Полгода спустя суд полностью оправдал отца. К нам в дверь постучался тогда судейский служка, державший в руках красную жестяную коробку с изображением двух усатых китайцев. Длинные усы ниспадали к воротникам их халатов, и каждый из них держал в руках по подносу с чашками чая. Мать сломала коричневую сургучную печать, которой в суде скрепили корпус и крышку коробки. Находившийся в коробке миндаль зачервивел.
Прошло еще двенадцать лет, и на тридцатый день после смерти отца мы складывали его костюмы и другую одежду в сверток, который мать собиралась отдать габаю странноприимного дома в Махане-Йегуда[40]
. Тогда-то и обнаружился вновь матросский костюмчик, о котором я уже знал, что это единственная вещь, оставленная матерью в память о моем старшем брате, умершем за три года до моего появления на свет. Мать не упоминала его ни единым словом в разговорах со мной до смерти отца, но Шалом, сын дяди Цодека, однажды рассказал мне о нем. Рассказал он и о том, как страшно выглядела моя мать, когда поднималась одна по улице Чанселлора, ныне — Штрауса[41], от больницы «Бикур холим». После бессонной ночи, проведенной у постели умирающего сына, она шла домой и катила перед собой пустую коляску.Через неделю после обыска, произведенного у нас инспекторами Министерства нормирования, на смену наполнявшим наш дом ароматам свежих ивовых веток и эвкалипта пришел кислый запах гниения. На комоде и на одежном шкафу увядали срезанные ветки, в банках и вазах зеленела застоявшаяся вода, которую прежде отец менял каждый день.
Так завершилась запоздалая попытка бунта, предпринятая отцом.

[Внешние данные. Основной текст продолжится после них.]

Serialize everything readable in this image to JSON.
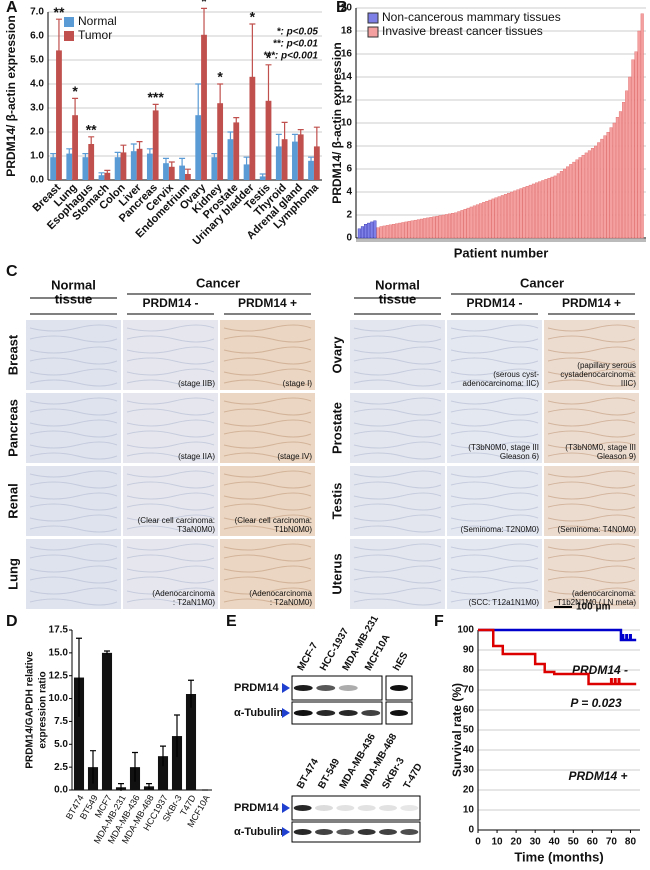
{
  "chart_data": [
    {
      "type": "bar",
      "panel": "A",
      "ylabel": "PRDM14/ β-actin expression",
      "categories": [
        "Breast",
        "Lung",
        "Esophagus",
        "Stomach",
        "Colon",
        "Liver",
        "Pancreas",
        "Cervix",
        "Endometrium",
        "Ovary",
        "Kidney",
        "Prostate",
        "Urinary bladder",
        "Testis",
        "Thyroid",
        "Adrenal gland",
        "Lymphoma"
      ],
      "series": [
        {
          "name": "Normal",
          "color": "#5b9bd5",
          "values": [
            0.95,
            1.1,
            0.95,
            0.2,
            0.95,
            1.2,
            1.1,
            0.7,
            0.6,
            2.7,
            0.95,
            1.7,
            0.65,
            0.15,
            1.4,
            1.6,
            0.8
          ],
          "errors": [
            0.15,
            0.2,
            0.15,
            0.1,
            0.2,
            0.3,
            0.2,
            0.2,
            0.3,
            1.3,
            0.15,
            0.3,
            0.3,
            0.1,
            0.5,
            0.3,
            0.15
          ]
        },
        {
          "name": "Tumor",
          "color": "#c0504d",
          "values": [
            5.4,
            2.7,
            1.5,
            0.3,
            1.15,
            1.3,
            2.9,
            0.55,
            0.25,
            6.05,
            3.2,
            2.4,
            4.3,
            3.3,
            1.7,
            1.9,
            1.4
          ],
          "errors": [
            1.3,
            0.7,
            0.3,
            0.1,
            0.3,
            0.3,
            0.25,
            0.2,
            0.2,
            1.1,
            0.8,
            0.2,
            2.2,
            1.5,
            0.7,
            0.2,
            0.8
          ]
        }
      ],
      "significance": [
        "**",
        "*",
        "**",
        null,
        null,
        null,
        "***",
        null,
        null,
        "*",
        "*",
        null,
        "*",
        "*",
        null,
        null,
        null
      ],
      "notes": [
        "*: p<0.05",
        "**: p<0.01",
        "***: p<0.001"
      ],
      "ylim": [
        0,
        7
      ],
      "yticks": [
        {
          "value": 0,
          "label": "0.0"
        },
        {
          "value": 1,
          "label": "1.0"
        },
        {
          "value": 2,
          "label": "2.0"
        },
        {
          "value": 3,
          "label": "3.0"
        },
        {
          "value": 4,
          "label": "4.0"
        },
        {
          "value": 5,
          "label": "5.0"
        },
        {
          "value": 6,
          "label": "6.0"
        },
        {
          "value": 7,
          "label": "7.0"
        }
      ],
      "grid": true,
      "legend": "upper left"
    },
    {
      "type": "bar",
      "panel": "B",
      "ylabel": "PRDM14/ β-actin expression",
      "xlabel": "Patient number",
      "series": [
        {
          "name": "Non-cancerous mammary tissues",
          "color": "#7f7fe8",
          "values": [
            0.8,
            1.0,
            1.2,
            1.3,
            1.4,
            1.5
          ]
        },
        {
          "name": "Invasive breast cancer tissues",
          "color": "#f4a0a0",
          "values": [
            0.9,
            1.0,
            1.05,
            1.1,
            1.15,
            1.2,
            1.25,
            1.3,
            1.35,
            1.4,
            1.45,
            1.5,
            1.55,
            1.6,
            1.65,
            1.7,
            1.75,
            1.8,
            1.85,
            1.9,
            1.95,
            2.0,
            2.05,
            2.1,
            2.15,
            2.2,
            2.3,
            2.4,
            2.5,
            2.6,
            2.7,
            2.8,
            2.9,
            3.0,
            3.1,
            3.2,
            3.3,
            3.4,
            3.5,
            3.6,
            3.7,
            3.8,
            3.9,
            4.0,
            4.1,
            4.2,
            4.3,
            4.4,
            4.5,
            4.6,
            4.7,
            4.8,
            4.9,
            5.0,
            5.1,
            5.2,
            5.3,
            5.4,
            5.6,
            5.8,
            6.0,
            6.2,
            6.4,
            6.6,
            6.8,
            7.0,
            7.2,
            7.4,
            7.6,
            7.8,
            8.0,
            8.3,
            8.6,
            8.9,
            9.2,
            9.6,
            10.0,
            10.5,
            11.0,
            11.8,
            12.8,
            14.0,
            15.5,
            16.2,
            18.0,
            19.5
          ]
        }
      ],
      "ylim": [
        0,
        20
      ],
      "yticks": [
        0,
        2,
        4,
        6,
        8,
        10,
        12,
        14,
        16,
        18,
        20
      ],
      "grid": true,
      "legend": "upper left"
    },
    {
      "type": "bar",
      "panel": "D",
      "ylabel": [
        "PRDM14/GAPDH relative",
        "expression ratio"
      ],
      "categories": [
        "BT474",
        "BT549",
        "MCF7",
        "MDA-MB-231",
        "MDA-MB-436",
        "MDA-MB-468",
        "HCC1937",
        "SKBr-3",
        "T47D",
        "MCF10A"
      ],
      "values": [
        12.3,
        2.5,
        15.0,
        0.3,
        2.5,
        0.4,
        3.7,
        5.9,
        10.5,
        0
      ],
      "errors": [
        4.3,
        1.8,
        0.2,
        0.4,
        1.6,
        0.3,
        1.1,
        2.3,
        1.5,
        0
      ],
      "color": "#111111",
      "ylim": [
        0,
        17.5
      ],
      "yticks": [
        {
          "value": 0,
          "label": "0.0"
        },
        {
          "value": 2.5,
          "label": "2.5"
        },
        {
          "value": 5,
          "label": "5.0"
        },
        {
          "value": 7.5,
          "label": "7.5"
        },
        {
          "value": 10,
          "label": "10.0"
        },
        {
          "value": 12.5,
          "label": "12.5"
        },
        {
          "value": 15,
          "label": "15.0"
        },
        {
          "value": 17.5,
          "label": "17.5"
        }
      ],
      "grid": false
    },
    {
      "type": "line",
      "panel": "F",
      "xlabel": "Time (months)",
      "ylabel": "Survival rate (%)",
      "annotation": "P = 0.023",
      "series": [
        {
          "name": "PRDM14 -",
          "color": "#0000cc",
          "x": [
            0,
            75,
            75,
            83
          ],
          "y": [
            100,
            100,
            95,
            95
          ],
          "censored": {
            "x": [
              76,
              78,
              80
            ],
            "y": [
              95,
              95,
              95
            ]
          }
        },
        {
          "name": "PRDM14 +",
          "color": "#dd0000",
          "x": [
            0,
            8,
            8,
            13,
            13,
            30,
            30,
            35,
            35,
            40,
            40,
            58,
            58,
            83
          ],
          "y": [
            100,
            100,
            92,
            92,
            88,
            88,
            83,
            83,
            79,
            79,
            78,
            78,
            73,
            73
          ],
          "censored": {
            "x": [
              70,
              72,
              74
            ],
            "y": [
              73,
              73,
              73
            ]
          }
        }
      ],
      "xlim": [
        0,
        85
      ],
      "xticks": [
        0,
        10,
        20,
        30,
        40,
        50,
        60,
        70,
        80
      ],
      "ylim": [
        0,
        100
      ],
      "yticks": [
        0,
        10,
        20,
        30,
        40,
        50,
        60,
        70,
        80,
        90,
        100
      ],
      "grid": true
    }
  ],
  "panel_c": {
    "letter": "C",
    "scale": "100 μm",
    "blocks": [
      {
        "normal": [
          "Normal",
          "tissue"
        ],
        "cancer": "Cancer",
        "neg": "PRDM14 -",
        "pos": "PRDM14 +",
        "rows": [
          {
            "tissue": "Breast",
            "neg_caption": [
              "(stage IIB)"
            ],
            "pos_caption": [
              "(stage I)"
            ]
          },
          {
            "tissue": "Pancreas",
            "neg_caption": [
              "(stage IIA)"
            ],
            "pos_caption": [
              "(stage IV)"
            ]
          },
          {
            "tissue": "Renal",
            "neg_caption": [
              "(Clear cell carcinoma:",
              "T3aN0M0)"
            ],
            "pos_caption": [
              "(Clear cell carcinoma:",
              "T1bN0M0)"
            ]
          },
          {
            "tissue": "Lung",
            "neg_caption": [
              "(Adenocarcinoma",
              ": T2aN1M0)"
            ],
            "pos_caption": [
              "(Adenocarcinoma",
              ": T2aN0M0)"
            ]
          }
        ]
      },
      {
        "normal": [
          "Normal",
          "tissue"
        ],
        "cancer": "Cancer",
        "neg": "PRDM14 -",
        "pos": "PRDM14 +",
        "rows": [
          {
            "tissue": "Ovary",
            "neg_caption": [
              "(serous cyst-",
              "adenocarcinoma: IIC)"
            ],
            "pos_caption": [
              "(papillary serous",
              "cystadenocarcinoma:",
              "IIIC)"
            ]
          },
          {
            "tissue": "Prostate",
            "neg_caption": [
              "(T3bN0M0, stage III",
              "Gleason 6)"
            ],
            "pos_caption": [
              "(T3bN0M0, stage III",
              "Gleason 9)"
            ]
          },
          {
            "tissue": "Testis",
            "neg_caption": [
              "(Seminoma: T2N0M0)"
            ],
            "pos_caption": [
              "(Seminoma: T4N0M0)"
            ]
          },
          {
            "tissue": "Uterus",
            "neg_caption": [
              "(SCC: T12a1N1M0)"
            ],
            "pos_caption": [
              "(adenocarcinoma:",
              "T1b2N1M0 / LN meta)"
            ]
          }
        ]
      }
    ]
  },
  "panel_e": {
    "letter": "E",
    "blots": [
      {
        "lanes": [
          "MCF-7",
          "HCC-1937",
          "MDA-MB-231",
          "MCF10A"
        ],
        "extra_lanes": [
          "hES"
        ],
        "rows": [
          "PRDM14",
          "α-Tubulin"
        ]
      },
      {
        "lanes": [
          "BT-474",
          "BT-549",
          "MDA-MB-436",
          "MDA-MB-468",
          "SKBr-3",
          "T-47D"
        ],
        "rows": [
          "PRDM14",
          "α-Tubulin"
        ]
      }
    ]
  }
}
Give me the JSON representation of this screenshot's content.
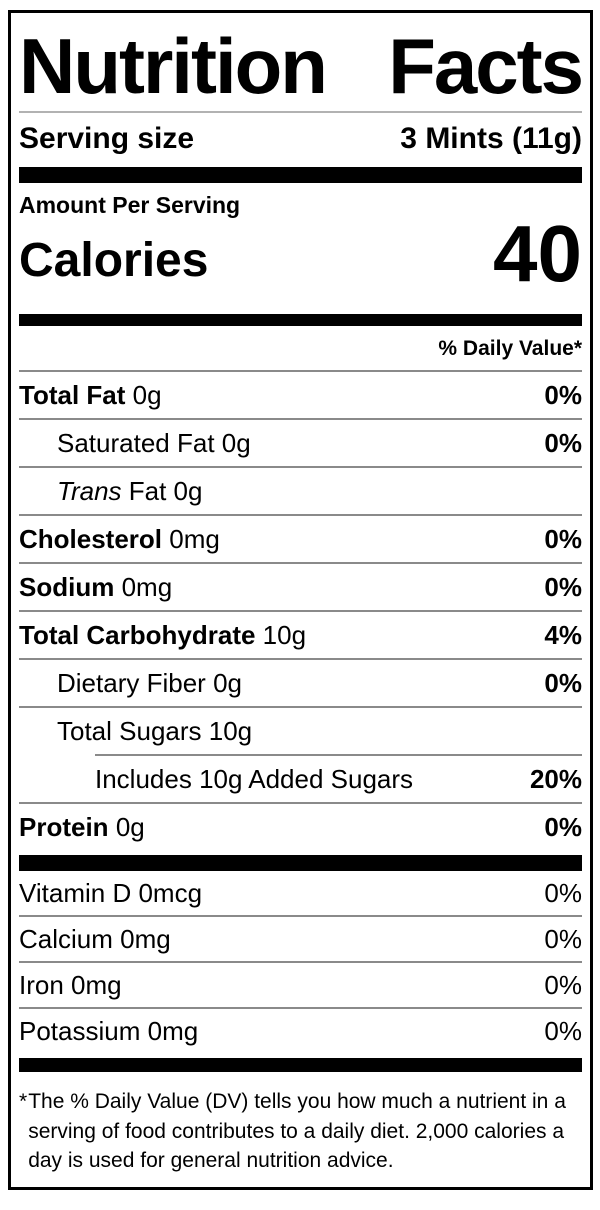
{
  "nutrition_label": {
    "title": {
      "left": "Nutrition",
      "right": "Facts"
    },
    "serving_size": {
      "label": "Serving size",
      "value": "3 Mints (11g)"
    },
    "calories_section": {
      "header": "Amount Per Serving",
      "label": "Calories",
      "value": "40"
    },
    "daily_value_header": "% Daily Value*",
    "nutrients": [
      {
        "name": "Total Fat",
        "amount": "0g",
        "dv": "0%"
      },
      {
        "name": "Saturated Fat",
        "amount": "0g",
        "dv": "0%"
      },
      {
        "name": "Trans",
        "amount": "Fat 0g",
        "dv": ""
      },
      {
        "name": "Cholesterol",
        "amount": "0mg",
        "dv": "0%"
      },
      {
        "name": "Sodium",
        "amount": "0mg",
        "dv": "0%"
      },
      {
        "name": "Total Carbohydrate",
        "amount": "10g",
        "dv": "4%"
      },
      {
        "name": "Dietary Fiber",
        "amount": "0g",
        "dv": "0%"
      },
      {
        "name": "Total Sugars",
        "amount": "10g",
        "dv": ""
      },
      {
        "name": "Includes 10g Added Sugars",
        "amount": "",
        "dv": "20%"
      },
      {
        "name": "Protein",
        "amount": "0g",
        "dv": "0%"
      }
    ],
    "micronutrients": [
      {
        "name": "Vitamin D",
        "amount": "0mcg",
        "dv": "0%"
      },
      {
        "name": "Calcium",
        "amount": "0mg",
        "dv": "0%"
      },
      {
        "name": "Iron",
        "amount": "0mg",
        "dv": "0%"
      },
      {
        "name": "Potassium",
        "amount": "0mg",
        "dv": "0%"
      }
    ],
    "footnote": {
      "marker": "*",
      "text": "The % Daily Value (DV) tells you how much a nutrient in a serving of food contributes to a daily diet. 2,000 calories a day is used for general nutrition advice."
    },
    "colors": {
      "text": "#000000",
      "background": "#ffffff",
      "bar": "#000000",
      "divider": "#8a8a8a"
    }
  }
}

Запоздалая и единственная в его жизни, насколько я знаю.
Начало всему положила поездка в Петах-Тикву, но прежде, чем рассказать о ней, я должен отступить на несколько лет назад.
В бурную иерусалимскую зиму, в самом начале сороковых годов, короткое замыкание вызвало пожар, спаливший четвертый этаж и надстройку синагоги «Зохорей хама»[42]
в Махане-Йегуда. Эта выполненная в форме башни надстройка с надписью «Росток плодородный Йосеф»[43] во всю ее ширину служила смотровой площадкой для тех, кто хотел впечатлиться красотой города, не переступая порога христианского здания ИМКА[44].Пожар повредил солнечные часы, по которым устанавливалось время утренней молитвы и чтения Шма[45]
для тех, кто молится сразу с восходом солнца, а также двое механических часов, на которые полагались в пасмурные зимние дни. Одни из этих часов указывали европейское время, другие — каирское, использовавшееся в те годы в Стране Израиля.